16/03/12 -- Soybeans: May 12 Soybeans closed at USD13.74, up 5 cents; Nov 12 Soybeans closed at USD13.28 1/4, up 2 cents; May 12 Soybean Meal closed at USD374.40, up USD3.00; May 12 Soybean Oil closed at 55.50, up 2 pips. On the week as a whole front month beans gained 42 1/4 cents, meal added USD15.80 and oil 155 points. Funds were said to have bought around 7,000 soybean contracts on the day propelling the May contract to closed higher for 8 out of the last 9 weeks. Large funds added almost 17,000 contracts to their net long position for the week through to Tuesday, according to today's commitment of traders report. Trade estimates have them putting on another 17,000 since then. Yesterday's strong export sales report has the trade feeling that US ending stocks will probably be tighter than the USDA currently estimate.

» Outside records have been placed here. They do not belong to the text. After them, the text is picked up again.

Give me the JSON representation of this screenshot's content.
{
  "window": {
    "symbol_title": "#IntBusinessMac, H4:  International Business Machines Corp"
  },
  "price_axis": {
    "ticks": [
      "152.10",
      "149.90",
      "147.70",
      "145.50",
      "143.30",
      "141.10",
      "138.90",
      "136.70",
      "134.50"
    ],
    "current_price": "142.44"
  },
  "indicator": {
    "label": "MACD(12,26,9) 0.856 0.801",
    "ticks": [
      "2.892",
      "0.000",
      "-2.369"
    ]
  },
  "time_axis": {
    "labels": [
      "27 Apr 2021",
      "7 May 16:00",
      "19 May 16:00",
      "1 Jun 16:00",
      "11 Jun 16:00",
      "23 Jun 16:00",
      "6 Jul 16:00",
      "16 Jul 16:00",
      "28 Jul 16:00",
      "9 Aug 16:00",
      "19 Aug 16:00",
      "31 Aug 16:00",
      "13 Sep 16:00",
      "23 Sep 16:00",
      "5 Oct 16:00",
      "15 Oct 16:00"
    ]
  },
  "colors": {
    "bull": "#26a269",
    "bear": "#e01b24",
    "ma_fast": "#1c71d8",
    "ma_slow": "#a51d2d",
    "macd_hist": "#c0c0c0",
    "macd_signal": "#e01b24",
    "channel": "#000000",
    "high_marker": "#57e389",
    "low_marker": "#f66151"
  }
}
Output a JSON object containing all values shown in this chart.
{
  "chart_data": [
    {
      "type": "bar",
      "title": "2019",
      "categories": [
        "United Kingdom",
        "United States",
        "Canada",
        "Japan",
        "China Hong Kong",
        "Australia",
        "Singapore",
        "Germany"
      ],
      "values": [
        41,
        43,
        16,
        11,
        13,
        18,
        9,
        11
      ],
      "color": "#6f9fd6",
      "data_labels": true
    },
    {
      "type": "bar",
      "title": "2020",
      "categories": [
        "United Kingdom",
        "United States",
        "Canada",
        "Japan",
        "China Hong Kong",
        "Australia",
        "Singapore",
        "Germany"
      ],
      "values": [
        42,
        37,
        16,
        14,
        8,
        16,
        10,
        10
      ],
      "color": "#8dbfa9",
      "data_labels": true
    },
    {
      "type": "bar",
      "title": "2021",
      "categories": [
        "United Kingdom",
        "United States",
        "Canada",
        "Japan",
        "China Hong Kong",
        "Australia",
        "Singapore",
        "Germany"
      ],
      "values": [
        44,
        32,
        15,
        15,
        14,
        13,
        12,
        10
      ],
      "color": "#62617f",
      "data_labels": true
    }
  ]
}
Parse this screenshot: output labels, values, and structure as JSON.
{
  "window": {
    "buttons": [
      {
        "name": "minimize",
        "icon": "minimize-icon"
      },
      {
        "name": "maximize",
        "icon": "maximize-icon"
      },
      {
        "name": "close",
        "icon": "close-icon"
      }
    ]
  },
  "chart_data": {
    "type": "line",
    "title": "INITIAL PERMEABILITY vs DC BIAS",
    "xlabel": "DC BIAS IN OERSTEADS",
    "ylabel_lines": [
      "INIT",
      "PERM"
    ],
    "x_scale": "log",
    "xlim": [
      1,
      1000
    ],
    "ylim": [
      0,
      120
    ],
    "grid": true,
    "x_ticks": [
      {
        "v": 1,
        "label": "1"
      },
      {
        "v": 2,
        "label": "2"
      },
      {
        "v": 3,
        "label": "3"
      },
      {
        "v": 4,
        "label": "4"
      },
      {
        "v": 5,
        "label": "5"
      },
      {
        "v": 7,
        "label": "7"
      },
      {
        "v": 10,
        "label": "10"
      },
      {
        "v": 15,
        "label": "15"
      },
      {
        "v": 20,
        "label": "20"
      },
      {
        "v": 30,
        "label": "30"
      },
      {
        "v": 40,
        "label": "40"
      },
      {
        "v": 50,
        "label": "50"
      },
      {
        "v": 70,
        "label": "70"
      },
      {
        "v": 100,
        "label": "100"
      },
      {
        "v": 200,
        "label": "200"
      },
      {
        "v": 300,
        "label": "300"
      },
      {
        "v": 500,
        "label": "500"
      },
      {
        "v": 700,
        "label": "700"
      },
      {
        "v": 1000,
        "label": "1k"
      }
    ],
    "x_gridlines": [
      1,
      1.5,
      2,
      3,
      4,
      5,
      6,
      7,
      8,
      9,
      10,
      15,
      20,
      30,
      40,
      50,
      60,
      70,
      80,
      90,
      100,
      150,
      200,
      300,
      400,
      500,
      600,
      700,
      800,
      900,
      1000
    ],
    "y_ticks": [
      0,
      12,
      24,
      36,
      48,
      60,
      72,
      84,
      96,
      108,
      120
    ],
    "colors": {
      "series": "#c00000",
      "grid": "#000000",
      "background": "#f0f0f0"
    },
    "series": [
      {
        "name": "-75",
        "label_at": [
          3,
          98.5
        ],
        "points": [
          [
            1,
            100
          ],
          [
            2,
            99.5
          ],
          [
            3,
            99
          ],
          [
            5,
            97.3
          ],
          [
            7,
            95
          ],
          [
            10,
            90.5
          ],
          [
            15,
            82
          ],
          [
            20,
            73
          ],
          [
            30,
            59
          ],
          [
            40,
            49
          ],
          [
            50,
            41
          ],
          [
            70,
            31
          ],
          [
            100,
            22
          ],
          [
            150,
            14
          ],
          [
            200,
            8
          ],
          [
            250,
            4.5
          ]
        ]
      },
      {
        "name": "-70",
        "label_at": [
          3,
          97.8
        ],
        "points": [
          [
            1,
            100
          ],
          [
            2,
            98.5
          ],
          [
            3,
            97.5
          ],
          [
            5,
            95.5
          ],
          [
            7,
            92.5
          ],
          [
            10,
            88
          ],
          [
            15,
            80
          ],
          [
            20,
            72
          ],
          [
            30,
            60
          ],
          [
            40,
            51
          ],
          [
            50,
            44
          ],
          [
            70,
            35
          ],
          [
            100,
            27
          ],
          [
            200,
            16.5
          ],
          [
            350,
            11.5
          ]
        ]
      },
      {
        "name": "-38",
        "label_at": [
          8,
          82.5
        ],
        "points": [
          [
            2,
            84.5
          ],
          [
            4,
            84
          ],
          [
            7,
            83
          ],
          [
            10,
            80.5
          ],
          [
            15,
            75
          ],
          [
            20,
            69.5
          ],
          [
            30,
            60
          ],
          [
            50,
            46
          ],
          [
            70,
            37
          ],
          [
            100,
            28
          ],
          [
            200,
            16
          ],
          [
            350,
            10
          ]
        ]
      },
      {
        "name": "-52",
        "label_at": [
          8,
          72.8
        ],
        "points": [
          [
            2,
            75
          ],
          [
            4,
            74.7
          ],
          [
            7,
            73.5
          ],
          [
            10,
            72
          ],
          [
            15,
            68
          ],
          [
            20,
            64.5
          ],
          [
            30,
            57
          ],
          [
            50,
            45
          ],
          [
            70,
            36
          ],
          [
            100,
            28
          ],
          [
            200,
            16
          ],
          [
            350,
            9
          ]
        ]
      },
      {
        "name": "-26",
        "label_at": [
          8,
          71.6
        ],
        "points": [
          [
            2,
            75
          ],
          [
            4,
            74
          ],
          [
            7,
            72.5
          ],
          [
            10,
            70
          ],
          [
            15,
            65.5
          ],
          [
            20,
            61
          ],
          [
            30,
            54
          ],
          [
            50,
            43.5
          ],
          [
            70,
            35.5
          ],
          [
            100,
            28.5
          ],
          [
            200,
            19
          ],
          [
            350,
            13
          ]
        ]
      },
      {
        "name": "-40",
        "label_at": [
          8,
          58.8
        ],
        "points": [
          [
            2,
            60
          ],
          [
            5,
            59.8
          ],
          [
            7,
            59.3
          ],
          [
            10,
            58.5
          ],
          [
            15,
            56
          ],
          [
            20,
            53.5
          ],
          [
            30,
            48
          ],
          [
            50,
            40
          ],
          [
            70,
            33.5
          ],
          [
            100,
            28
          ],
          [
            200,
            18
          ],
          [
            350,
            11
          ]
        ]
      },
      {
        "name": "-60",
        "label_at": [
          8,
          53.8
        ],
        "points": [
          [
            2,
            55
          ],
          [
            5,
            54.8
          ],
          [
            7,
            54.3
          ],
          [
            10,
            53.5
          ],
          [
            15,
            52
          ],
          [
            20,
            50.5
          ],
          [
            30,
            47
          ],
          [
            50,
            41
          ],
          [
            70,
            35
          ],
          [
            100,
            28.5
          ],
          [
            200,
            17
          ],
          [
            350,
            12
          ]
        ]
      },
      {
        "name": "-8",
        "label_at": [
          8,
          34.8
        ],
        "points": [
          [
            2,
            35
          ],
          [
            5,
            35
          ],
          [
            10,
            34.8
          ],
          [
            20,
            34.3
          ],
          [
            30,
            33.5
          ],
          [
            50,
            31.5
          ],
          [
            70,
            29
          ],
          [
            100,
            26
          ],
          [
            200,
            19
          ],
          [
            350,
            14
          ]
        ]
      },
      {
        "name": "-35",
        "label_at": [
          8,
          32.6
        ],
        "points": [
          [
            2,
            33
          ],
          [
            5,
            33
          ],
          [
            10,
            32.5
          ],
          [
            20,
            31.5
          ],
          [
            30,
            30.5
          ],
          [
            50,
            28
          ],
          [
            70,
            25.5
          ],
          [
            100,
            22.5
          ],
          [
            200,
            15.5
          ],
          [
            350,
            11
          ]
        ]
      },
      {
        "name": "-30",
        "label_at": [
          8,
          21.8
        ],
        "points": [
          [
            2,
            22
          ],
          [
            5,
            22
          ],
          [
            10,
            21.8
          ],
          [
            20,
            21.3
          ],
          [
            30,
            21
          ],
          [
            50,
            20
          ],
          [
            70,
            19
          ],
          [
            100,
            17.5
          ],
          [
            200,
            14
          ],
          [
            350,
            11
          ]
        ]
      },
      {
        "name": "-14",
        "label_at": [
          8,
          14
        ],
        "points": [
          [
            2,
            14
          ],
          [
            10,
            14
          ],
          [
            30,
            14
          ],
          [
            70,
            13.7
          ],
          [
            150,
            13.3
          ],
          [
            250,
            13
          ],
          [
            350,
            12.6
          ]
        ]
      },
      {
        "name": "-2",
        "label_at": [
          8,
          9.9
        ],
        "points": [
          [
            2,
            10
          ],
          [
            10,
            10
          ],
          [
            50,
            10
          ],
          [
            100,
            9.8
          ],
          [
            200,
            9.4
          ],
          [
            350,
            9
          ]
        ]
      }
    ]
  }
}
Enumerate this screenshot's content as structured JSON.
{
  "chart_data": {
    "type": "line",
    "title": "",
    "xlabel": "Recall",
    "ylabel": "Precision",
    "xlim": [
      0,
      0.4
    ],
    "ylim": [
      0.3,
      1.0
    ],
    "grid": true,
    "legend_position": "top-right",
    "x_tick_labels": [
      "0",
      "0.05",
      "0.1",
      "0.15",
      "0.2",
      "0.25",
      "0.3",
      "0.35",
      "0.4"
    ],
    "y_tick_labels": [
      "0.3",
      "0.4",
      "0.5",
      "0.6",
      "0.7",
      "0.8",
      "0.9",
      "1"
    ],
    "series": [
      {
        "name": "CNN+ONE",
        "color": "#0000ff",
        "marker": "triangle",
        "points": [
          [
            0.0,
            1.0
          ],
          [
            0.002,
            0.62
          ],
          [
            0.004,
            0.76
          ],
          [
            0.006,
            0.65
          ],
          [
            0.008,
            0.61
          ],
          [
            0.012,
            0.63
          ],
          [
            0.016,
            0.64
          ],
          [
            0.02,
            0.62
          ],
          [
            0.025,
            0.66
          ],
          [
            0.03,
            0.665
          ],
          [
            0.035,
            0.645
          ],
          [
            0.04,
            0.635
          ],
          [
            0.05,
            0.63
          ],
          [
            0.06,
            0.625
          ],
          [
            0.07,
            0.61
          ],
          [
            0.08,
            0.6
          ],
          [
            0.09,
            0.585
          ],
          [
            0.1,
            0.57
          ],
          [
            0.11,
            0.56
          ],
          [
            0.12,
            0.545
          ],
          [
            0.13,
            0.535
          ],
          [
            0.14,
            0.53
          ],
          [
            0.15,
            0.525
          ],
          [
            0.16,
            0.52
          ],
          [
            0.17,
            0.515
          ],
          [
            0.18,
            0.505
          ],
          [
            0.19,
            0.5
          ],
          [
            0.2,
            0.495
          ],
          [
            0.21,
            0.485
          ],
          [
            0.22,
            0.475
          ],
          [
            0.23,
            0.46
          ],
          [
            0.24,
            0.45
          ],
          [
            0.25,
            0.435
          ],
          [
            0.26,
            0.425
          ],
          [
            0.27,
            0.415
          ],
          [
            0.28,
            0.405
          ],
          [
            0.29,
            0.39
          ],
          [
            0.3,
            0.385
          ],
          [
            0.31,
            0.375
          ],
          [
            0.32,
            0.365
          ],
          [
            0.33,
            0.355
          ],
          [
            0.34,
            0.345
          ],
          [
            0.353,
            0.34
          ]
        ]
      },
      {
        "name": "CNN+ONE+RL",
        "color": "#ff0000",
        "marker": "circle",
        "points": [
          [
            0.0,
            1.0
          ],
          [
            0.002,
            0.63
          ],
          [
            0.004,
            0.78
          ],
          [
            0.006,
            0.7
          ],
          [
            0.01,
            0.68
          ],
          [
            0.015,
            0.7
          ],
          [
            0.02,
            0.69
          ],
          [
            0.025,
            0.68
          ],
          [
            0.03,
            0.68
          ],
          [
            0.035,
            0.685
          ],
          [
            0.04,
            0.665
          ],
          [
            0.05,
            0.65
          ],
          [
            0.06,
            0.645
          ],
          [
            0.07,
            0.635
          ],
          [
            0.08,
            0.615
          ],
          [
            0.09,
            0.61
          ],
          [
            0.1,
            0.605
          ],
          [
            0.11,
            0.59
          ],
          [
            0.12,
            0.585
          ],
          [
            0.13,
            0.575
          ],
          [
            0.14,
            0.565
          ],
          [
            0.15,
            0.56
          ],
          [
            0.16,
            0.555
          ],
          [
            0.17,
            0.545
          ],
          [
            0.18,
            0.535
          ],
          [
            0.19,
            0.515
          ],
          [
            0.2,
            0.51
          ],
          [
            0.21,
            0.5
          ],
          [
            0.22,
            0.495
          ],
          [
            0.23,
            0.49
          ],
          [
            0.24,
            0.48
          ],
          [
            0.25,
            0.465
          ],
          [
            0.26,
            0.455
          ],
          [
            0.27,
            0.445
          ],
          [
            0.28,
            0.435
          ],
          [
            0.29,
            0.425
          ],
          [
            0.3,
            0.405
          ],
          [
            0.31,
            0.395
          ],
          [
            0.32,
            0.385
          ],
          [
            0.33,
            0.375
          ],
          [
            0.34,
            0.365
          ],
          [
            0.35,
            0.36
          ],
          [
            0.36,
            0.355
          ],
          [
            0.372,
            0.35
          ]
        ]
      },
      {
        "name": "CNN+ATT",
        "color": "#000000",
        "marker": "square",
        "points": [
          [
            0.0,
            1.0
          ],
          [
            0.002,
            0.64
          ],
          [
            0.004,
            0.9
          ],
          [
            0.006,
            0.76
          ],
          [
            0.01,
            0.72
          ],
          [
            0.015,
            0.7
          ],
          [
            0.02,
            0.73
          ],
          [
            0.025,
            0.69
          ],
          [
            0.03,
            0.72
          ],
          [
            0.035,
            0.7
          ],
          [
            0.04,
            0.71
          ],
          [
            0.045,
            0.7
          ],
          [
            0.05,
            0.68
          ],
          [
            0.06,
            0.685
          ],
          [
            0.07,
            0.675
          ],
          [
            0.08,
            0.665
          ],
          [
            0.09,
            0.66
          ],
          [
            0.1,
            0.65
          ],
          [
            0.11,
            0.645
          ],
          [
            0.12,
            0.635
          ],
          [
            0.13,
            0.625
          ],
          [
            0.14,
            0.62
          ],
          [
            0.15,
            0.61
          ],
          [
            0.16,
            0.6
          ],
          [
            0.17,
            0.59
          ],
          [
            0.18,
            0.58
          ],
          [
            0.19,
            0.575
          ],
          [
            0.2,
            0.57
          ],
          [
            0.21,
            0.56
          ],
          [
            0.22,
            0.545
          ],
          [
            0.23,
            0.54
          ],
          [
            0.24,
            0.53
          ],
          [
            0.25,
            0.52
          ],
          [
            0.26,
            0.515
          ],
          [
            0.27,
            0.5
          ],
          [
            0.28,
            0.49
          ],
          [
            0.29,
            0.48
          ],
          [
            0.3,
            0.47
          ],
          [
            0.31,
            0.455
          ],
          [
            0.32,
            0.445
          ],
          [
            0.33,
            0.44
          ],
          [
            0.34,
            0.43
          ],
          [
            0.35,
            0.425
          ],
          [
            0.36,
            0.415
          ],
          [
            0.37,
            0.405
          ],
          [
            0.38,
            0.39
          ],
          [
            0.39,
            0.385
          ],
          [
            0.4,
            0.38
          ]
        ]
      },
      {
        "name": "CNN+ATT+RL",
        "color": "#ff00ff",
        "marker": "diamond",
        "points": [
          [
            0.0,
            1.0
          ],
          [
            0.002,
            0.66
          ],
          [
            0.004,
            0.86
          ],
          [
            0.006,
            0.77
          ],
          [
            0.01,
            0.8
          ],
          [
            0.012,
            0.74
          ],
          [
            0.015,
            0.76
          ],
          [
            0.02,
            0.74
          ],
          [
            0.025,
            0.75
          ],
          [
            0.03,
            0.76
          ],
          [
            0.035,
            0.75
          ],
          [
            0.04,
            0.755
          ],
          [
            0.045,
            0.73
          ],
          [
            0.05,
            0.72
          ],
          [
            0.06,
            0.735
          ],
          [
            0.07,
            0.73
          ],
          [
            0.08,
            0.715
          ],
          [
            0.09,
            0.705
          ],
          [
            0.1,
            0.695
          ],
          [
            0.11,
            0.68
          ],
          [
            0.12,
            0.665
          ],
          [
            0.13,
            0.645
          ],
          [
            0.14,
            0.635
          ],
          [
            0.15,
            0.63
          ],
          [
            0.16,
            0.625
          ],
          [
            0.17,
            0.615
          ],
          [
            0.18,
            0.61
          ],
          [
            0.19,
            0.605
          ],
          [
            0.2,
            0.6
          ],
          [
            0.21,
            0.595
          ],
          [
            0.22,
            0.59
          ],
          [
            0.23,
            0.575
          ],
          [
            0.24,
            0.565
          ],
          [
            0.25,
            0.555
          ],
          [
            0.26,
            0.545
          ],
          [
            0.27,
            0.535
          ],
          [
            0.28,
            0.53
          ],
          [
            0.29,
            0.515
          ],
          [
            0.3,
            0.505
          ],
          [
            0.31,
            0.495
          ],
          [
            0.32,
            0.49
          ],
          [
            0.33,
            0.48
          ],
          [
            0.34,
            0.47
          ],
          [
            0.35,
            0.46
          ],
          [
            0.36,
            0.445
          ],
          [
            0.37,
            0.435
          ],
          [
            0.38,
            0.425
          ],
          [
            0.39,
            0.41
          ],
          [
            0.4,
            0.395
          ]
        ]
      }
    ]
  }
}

Corn: May 12 Corn closed at USD6.73, up 4 cents; Dec 12 Corn closed at USD5.74 1/4, up 2 cents. On the week May 12 was up 19 cents and Dec 12 up 11 3/4 cents. Funds were said to have bought 7,000 contracts on the day, which would equate to around 28,000 on the week. Chinese corn stocks are substantially lower than official estimates, that is what suddenly has the trade abuzz, despite the fact that this notion has been around for years. The state-run agency Sinograin said this week that they had only bought 1.2 MMT of corn for government coffers compared to the 11.0 MMT it had procured this time last year. A curious announcement to make if you are in the market to buy corn, but there we have it. Domestic prices there are at record levels and far above the cost of imports. Even so there have been no confirmed sales of US corn to China this week, only 240,000 MT to "unknown".

Wheat: May 12 CBOT Wheat closed at USD6.72, up 7 1/4 cents; May 12 KCBT Wheat closed at USD7.05 1/2, up 1 cent; May 12 MGEX Wheat closed at USD8.22 3/4, up 2 1/2 cents. On the week overall Chicago wheat was 33 1/4 cents higher, Kansas up 26 cents, with Minneapolis adding 21 cents. Sharply higher than normal temperatures has winter wheat in the US emerging from dormancy early, leaving it vulnerable to a potential freeze in April. Allendale project the US wheat acreage for 2012 at 56.61 million, significantly lower than the USDA’s suggested 58 million, although still around 2.2 million higher than last year. A month or two ago, before corn and soybean prices started to spike other private estimates had been suggesting wheat plantings in the region of 58.5-59.2 million acres. The concern is clearly of spring wheat losing out primarily to corn, aided by the potential for early plantings.